Rutgers in India? It could happen
That's just one of the ideas of the business school's new dean, who is there now in an effort to pave the way.

When it comes to training the region's business leaders, there is no such thing as a local curriculum, said Jaishankar Ganesh, the new dean of the Rutgers School of Business in Camden.
"Business is global. Period," he said.
Just months into his tenure, Ganesh is demonstrating that. He and Rutgers-Camden chancellor Wendell Pritchett are currently in India, where Pritchett was invited to sit on a panel on higher education.
If all goes as planned, the two also will lay the groundwork for expanding Rutgers to India.
The Indian parliament is considering a controversial measure that would allow foreign universities to offer programs in the country. Previously, they could do so only through a local partner. The measure has been championed by India's minister for human resource development.
Ganesh, who was raised in Chennai, the Indian city formerly known as Madras, met with the minister about six weeks ago. Their conversation was followed by an invitation to attend the summit, held during President Obama's visit to the country.
"Education is a big part of the Indian psyche," and the country's universities cannot meet the demands of the burgeoning middle class, said Ganesh, 45, whose parents also were teachers.
The move would advance Rutgers' commitment to international education, offering opportunities for students and faculty based in the United States, as well as attracting students who live in India. It would also provide new revenue for the university as it grapples with state budget cuts.
"This is a real opportunity," Pritchett said.
The idea that what's good for students is good for business has been a theme of Ganesh's development work since he began as a university administrator six years ago.
As associate dean of graduate programs at the University of Central Florida, a job he took in 2004, Ganesh inherited a failing executive education center.
The center had just one other employee and cost the university about $500,000 a year. It offered one program, a campus-based MBA for experienced business people.
The center now fills a building in downtown Orlando, offers several professional master's degrees, and clears about $4 million that has been used to offset state budget cuts.
Ganesh sent faculty to teach in areas of central Florida with business clusters that provided potential students. The accessibility boosted enrollment and serves as a model he hopes to emulate in New Jersey.
Ganesh's success at the center "really spring-boarded him forward in his administrative career," said Thomas Keon, dean of the Florida business school.
In 2007, in the midst of state cuts that slashed its budget 27 percent in five years, Keon asked Ganesh to oversee finances for the business school. Ganesh assisted a panel of faculty and staff deciding where to cut programs.
At the same time, he continued teaching and working with doctoral students. Students "absolutely love him," Keon said.
It's easy to see why. Ganesh is an engaging speaker, with a quick wit and a warm voice.
He received bachelor's degrees in physics and engineering in India. While working for a company that manufactured lab testing equipment, Ganesh became interested in marketing as he interacted with clients.

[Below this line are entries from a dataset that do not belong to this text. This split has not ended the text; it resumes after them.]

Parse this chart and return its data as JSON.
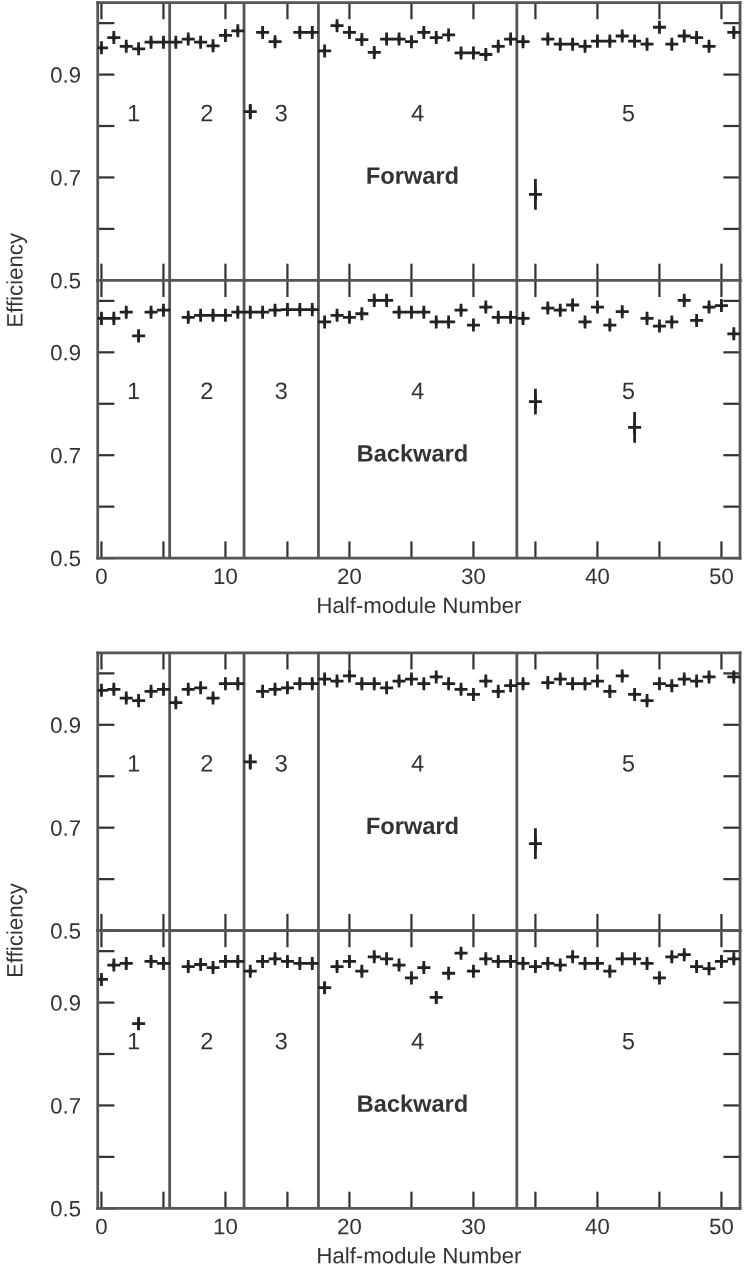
{
  "chart_data": [
    {
      "type": "scatter",
      "ylabel": "Efficiency",
      "tick_labels": "y",
      "marker": "cross",
      "grid": false,
      "x": [
        0,
        1,
        2,
        3,
        4,
        5,
        6,
        7,
        8,
        9,
        10,
        11,
        12,
        13,
        14,
        15,
        16,
        17,
        18,
        19,
        20,
        21,
        22,
        23,
        24,
        25,
        26,
        27,
        28,
        29,
        30,
        31,
        32,
        33,
        34,
        35,
        36,
        37,
        38,
        39,
        40,
        41,
        42,
        43,
        44,
        45,
        46,
        47,
        48,
        49,
        50,
        51
      ],
      "series": [
        {
          "color": "#222222",
          "values": [
            0.952,
            0.972,
            0.955,
            0.95,
            0.963,
            0.963,
            0.963,
            0.969,
            0.963,
            0.956,
            0.976,
            0.985,
            0.828,
            0.982,
            0.964,
            null,
            0.982,
            0.982,
            0.946,
            0.995,
            0.982,
            0.968,
            0.943,
            0.969,
            0.969,
            0.964,
            0.982,
            0.972,
            0.977,
            0.942,
            0.942,
            0.939,
            0.955,
            0.969,
            0.964,
            0.667,
            0.969,
            0.959,
            0.959,
            0.955,
            0.965,
            0.965,
            0.975,
            0.965,
            0.959,
            0.992,
            0.959,
            0.975,
            0.972,
            0.955,
            null,
            0.982
          ],
          "errors": [
            0.006,
            0.006,
            0.006,
            0.006,
            0.006,
            0.006,
            0.006,
            0.006,
            0.006,
            0.006,
            0.006,
            0.006,
            0.015,
            0.006,
            0.006,
            null,
            0.006,
            0.006,
            0.006,
            0.006,
            0.006,
            0.006,
            0.006,
            0.006,
            0.006,
            0.006,
            0.006,
            0.006,
            0.006,
            0.006,
            0.006,
            0.006,
            0.006,
            0.006,
            0.006,
            0.03,
            0.006,
            0.006,
            0.006,
            0.006,
            0.006,
            0.006,
            0.006,
            0.006,
            0.006,
            0.006,
            0.006,
            0.006,
            0.006,
            0.006,
            null,
            0.006
          ]
        }
      ],
      "xlim": [
        -0.3,
        51.5
      ],
      "xticks": [
        0,
        {
          "value": 5,
          "label": null
        },
        10,
        {
          "value": 15,
          "label": null
        },
        20,
        {
          "value": 25,
          "label": null
        },
        30,
        {
          "value": 35,
          "label": null
        },
        40,
        {
          "value": 45,
          "label": null
        },
        50
      ],
      "ylim": [
        0.5,
        1.04
      ],
      "yticks": [
        0.5,
        {
          "value": 0.6,
          "label": null
        },
        0.7,
        {
          "value": 0.8,
          "label": null
        },
        0.9,
        {
          "value": 1.0,
          "label": null
        }
      ],
      "ref_lines": [
        {
          "axis": "x",
          "value": 5.5,
          "color": "#555555"
        },
        {
          "axis": "x",
          "value": 11.5,
          "color": "#555555"
        },
        {
          "axis": "x",
          "value": 17.5,
          "color": "#555555"
        },
        {
          "axis": "x",
          "value": 33.5,
          "color": "#555555"
        }
      ],
      "annotations": [
        "1",
        "2",
        "3",
        "4",
        "5",
        "Forward"
      ]
    },
    {
      "type": "scatter",
      "xlabel": "Half-module Number",
      "marker": "cross",
      "grid": false,
      "x": [
        0,
        1,
        2,
        3,
        4,
        5,
        6,
        7,
        8,
        9,
        10,
        11,
        12,
        13,
        14,
        15,
        16,
        17,
        18,
        19,
        20,
        21,
        22,
        23,
        24,
        25,
        26,
        27,
        28,
        29,
        30,
        31,
        32,
        33,
        34,
        35,
        36,
        37,
        38,
        39,
        40,
        41,
        42,
        43,
        44,
        45,
        46,
        47,
        48,
        49,
        50,
        51
      ],
      "series": [
        {
          "color": "#222222",
          "values": [
            0.966,
            0.966,
            0.978,
            0.932,
            0.978,
            0.982,
            null,
            0.968,
            0.972,
            0.972,
            0.972,
            0.978,
            0.978,
            0.978,
            0.982,
            0.983,
            0.983,
            0.983,
            0.959,
            0.972,
            0.968,
            0.975,
            1.001,
            1.001,
            0.978,
            0.978,
            0.978,
            0.959,
            0.959,
            0.982,
            0.953,
            0.988,
            0.968,
            0.968,
            0.966,
            0.804,
            0.986,
            0.982,
            0.992,
            0.959,
            0.988,
            0.953,
            0.979,
            0.754,
            0.966,
            0.951,
            0.959,
            1.001,
            0.962,
            0.988,
            0.991,
            0.936
          ],
          "errors": [
            0.006,
            0.006,
            0.006,
            0.01,
            0.006,
            0.006,
            null,
            0.006,
            0.006,
            0.006,
            0.006,
            0.006,
            0.006,
            0.006,
            0.006,
            0.006,
            0.006,
            0.006,
            0.006,
            0.006,
            0.006,
            0.006,
            0.006,
            0.006,
            0.006,
            0.006,
            0.006,
            0.006,
            0.006,
            0.006,
            0.006,
            0.006,
            0.006,
            0.006,
            0.006,
            0.025,
            0.006,
            0.006,
            0.006,
            0.006,
            0.006,
            0.006,
            0.006,
            0.03,
            0.006,
            0.006,
            0.006,
            0.006,
            0.006,
            0.006,
            0.006,
            0.006
          ]
        }
      ],
      "xlim": [
        -0.3,
        51.5
      ],
      "xticks": [
        0,
        {
          "value": 5,
          "label": null
        },
        10,
        {
          "value": 15,
          "label": null
        },
        20,
        {
          "value": 25,
          "label": null
        },
        30,
        {
          "value": 35,
          "label": null
        },
        40,
        {
          "value": 45,
          "label": null
        },
        50
      ],
      "ylim": [
        0.5,
        1.04
      ],
      "yticks": [
        0.5,
        {
          "value": 0.6,
          "label": null
        },
        0.7,
        {
          "value": 0.8,
          "label": null
        },
        0.9,
        {
          "value": 1.0,
          "label": null
        }
      ],
      "ref_lines": [
        {
          "axis": "x",
          "value": 5.5,
          "color": "#555555"
        },
        {
          "axis": "x",
          "value": 11.5,
          "color": "#555555"
        },
        {
          "axis": "x",
          "value": 17.5,
          "color": "#555555"
        },
        {
          "axis": "x",
          "value": 33.5,
          "color": "#555555"
        }
      ],
      "annotations": [
        "1",
        "2",
        "3",
        "4",
        "5",
        "Backward"
      ]
    },
    {
      "type": "scatter",
      "ylabel": "Efficiency",
      "tick_labels": "y",
      "marker": "cross",
      "grid": false,
      "x": [
        0,
        1,
        2,
        3,
        4,
        5,
        6,
        7,
        8,
        9,
        10,
        11,
        12,
        13,
        14,
        15,
        16,
        17,
        18,
        19,
        20,
        21,
        22,
        23,
        24,
        25,
        26,
        27,
        28,
        29,
        30,
        31,
        32,
        33,
        34,
        35,
        36,
        37,
        38,
        39,
        40,
        41,
        42,
        43,
        44,
        45,
        46,
        47,
        48,
        49,
        50,
        51
      ],
      "series": [
        {
          "color": "#222222",
          "values": [
            0.967,
            0.969,
            0.952,
            0.947,
            0.965,
            0.969,
            0.943,
            0.969,
            0.972,
            0.952,
            0.98,
            0.98,
            0.828,
            0.965,
            0.969,
            0.972,
            0.98,
            0.98,
            0.989,
            0.985,
            0.995,
            0.98,
            0.98,
            0.972,
            0.985,
            0.989,
            0.98,
            0.993,
            0.98,
            0.969,
            0.959,
            0.985,
            0.965,
            0.976,
            0.98,
            0.669,
            0.982,
            0.989,
            0.98,
            0.98,
            0.985,
            0.965,
            0.995,
            0.959,
            0.947,
            0.98,
            0.976,
            0.989,
            0.985,
            0.993,
            null,
            0.993
          ],
          "errors": [
            0.006,
            0.006,
            0.006,
            0.006,
            0.006,
            0.006,
            0.006,
            0.006,
            0.006,
            0.006,
            0.006,
            0.006,
            0.015,
            0.006,
            0.006,
            0.006,
            0.006,
            0.006,
            0.006,
            0.006,
            0.006,
            0.006,
            0.006,
            0.006,
            0.006,
            0.006,
            0.006,
            0.006,
            0.006,
            0.006,
            0.006,
            0.006,
            0.006,
            0.006,
            0.006,
            0.03,
            0.006,
            0.006,
            0.006,
            0.006,
            0.006,
            0.006,
            0.006,
            0.006,
            0.006,
            0.006,
            0.006,
            0.006,
            0.006,
            0.006,
            null,
            0.006
          ]
        }
      ],
      "xlim": [
        -0.3,
        51.5
      ],
      "xticks": [
        0,
        {
          "value": 5,
          "label": null
        },
        10,
        {
          "value": 15,
          "label": null
        },
        20,
        {
          "value": 25,
          "label": null
        },
        30,
        {
          "value": 35,
          "label": null
        },
        40,
        {
          "value": 45,
          "label": null
        },
        50
      ],
      "ylim": [
        0.5,
        1.04
      ],
      "yticks": [
        0.5,
        {
          "value": 0.6,
          "label": null
        },
        0.7,
        {
          "value": 0.8,
          "label": null
        },
        0.9,
        {
          "value": 1.0,
          "label": null
        }
      ],
      "ref_lines": [
        {
          "axis": "x",
          "value": 5.5,
          "color": "#555555"
        },
        {
          "axis": "x",
          "value": 11.5,
          "color": "#555555"
        },
        {
          "axis": "x",
          "value": 17.5,
          "color": "#555555"
        },
        {
          "axis": "x",
          "value": 33.5,
          "color": "#555555"
        }
      ],
      "annotations": [
        "1",
        "2",
        "3",
        "4",
        "5",
        "Forward"
      ]
    },
    {
      "type": "scatter",
      "xlabel": "Half-module Number",
      "marker": "cross",
      "grid": false,
      "x": [
        0,
        1,
        2,
        3,
        4,
        5,
        6,
        7,
        8,
        9,
        10,
        11,
        12,
        13,
        14,
        15,
        16,
        17,
        18,
        19,
        20,
        21,
        22,
        23,
        24,
        25,
        26,
        27,
        28,
        29,
        30,
        31,
        32,
        33,
        34,
        35,
        36,
        37,
        38,
        39,
        40,
        41,
        42,
        43,
        44,
        45,
        46,
        47,
        48,
        49,
        50,
        51
      ],
      "series": [
        {
          "color": "#222222",
          "values": [
            0.945,
            0.973,
            0.976,
            0.859,
            0.98,
            0.976,
            null,
            0.97,
            0.974,
            0.968,
            0.98,
            0.98,
            0.961,
            0.98,
            0.985,
            0.98,
            0.976,
            0.976,
            0.929,
            0.97,
            0.98,
            0.961,
            0.989,
            0.985,
            0.973,
            0.948,
            0.968,
            0.91,
            0.957,
            0.996,
            0.961,
            0.985,
            0.98,
            0.98,
            0.976,
            0.97,
            0.976,
            0.973,
            0.989,
            0.976,
            0.976,
            0.961,
            0.985,
            0.985,
            0.976,
            0.948,
            0.989,
            0.993,
            0.97,
            0.966,
            0.98,
            0.985
          ],
          "errors": [
            0.006,
            0.006,
            0.006,
            0.012,
            0.006,
            0.006,
            null,
            0.006,
            0.006,
            0.006,
            0.006,
            0.006,
            0.006,
            0.006,
            0.006,
            0.006,
            0.006,
            0.006,
            0.01,
            0.006,
            0.006,
            0.006,
            0.006,
            0.006,
            0.006,
            0.006,
            0.006,
            0.012,
            0.006,
            0.006,
            0.006,
            0.006,
            0.006,
            0.006,
            0.006,
            0.006,
            0.006,
            0.006,
            0.006,
            0.006,
            0.006,
            0.006,
            0.006,
            0.006,
            0.006,
            0.006,
            0.006,
            0.006,
            0.006,
            0.006,
            0.006,
            0.006
          ]
        }
      ],
      "xlim": [
        -0.3,
        51.5
      ],
      "xticks": [
        0,
        {
          "value": 5,
          "label": null
        },
        10,
        {
          "value": 15,
          "label": null
        },
        20,
        {
          "value": 25,
          "label": null
        },
        30,
        {
          "value": 35,
          "label": null
        },
        40,
        {
          "value": 45,
          "label": null
        },
        50
      ],
      "ylim": [
        0.5,
        1.04
      ],
      "yticks": [
        0.5,
        {
          "value": 0.6,
          "label": null
        },
        0.7,
        {
          "value": 0.8,
          "label": null
        },
        0.9,
        {
          "value": 1.0,
          "label": null
        }
      ],
      "ref_lines": [
        {
          "axis": "x",
          "value": 5.5,
          "color": "#555555"
        },
        {
          "axis": "x",
          "value": 11.5,
          "color": "#555555"
        },
        {
          "axis": "x",
          "value": 17.5,
          "color": "#555555"
        },
        {
          "axis": "x",
          "value": 33.5,
          "color": "#555555"
        }
      ],
      "annotations": [
        "1",
        "2",
        "3",
        "4",
        "5",
        "Backward"
      ]
    }
  ]
}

If his company's products fit the scientists' needs, he told them so. If they didn't, he told the scientists that, too.
"The sales guys hated me," he said. But the scientists trusted him, and sales went up, he said.
Ganesh moved to the United States and received a doctorate in international business from the University of Texas in Houston in 1995.
He began teaching marketing at the University of Central Florida. He took two years off during the dot-com boom to work with a Princeton company building data-mining software. After the bust, he returned to Florida.
Ganesh plans to live in Princeton with his 13-year-old daughter and his wife, a product manager with a background in applied mathematics and a master's in business administration.
At the 22-year-old Camden business school, which has 1,047 undergraduate and graduate students this year, Ganesh has been charged with broadening awareness of the programs offered and strengthening connections with the South Jersey business community. He plans to teach again after a year in his new role.
He also will continue to assist with Rutgers' pursuits in India. The connection to India could go beyond the Camden campus and the business curriculum, Pritchett said.
It is not yet certain that India will open its doors to foreign universities. The country has taken a "protectionist" stance, worried about the influence of Western institutions and ensuring academic quality, said Ben Wildavsky, a senior fellow at the Kauffman Foundation and author of the book The Great Brain Race.
Rutgers is among many U.S. higher-learning institutions scrambling to enter the market in India, where about 550 million people are under the age of 25.
"It's a country that's full of potential, full of people who are hungry for education," Wildavsky said.
If the doors are opened, Ganesh said, "we want to be in the mix."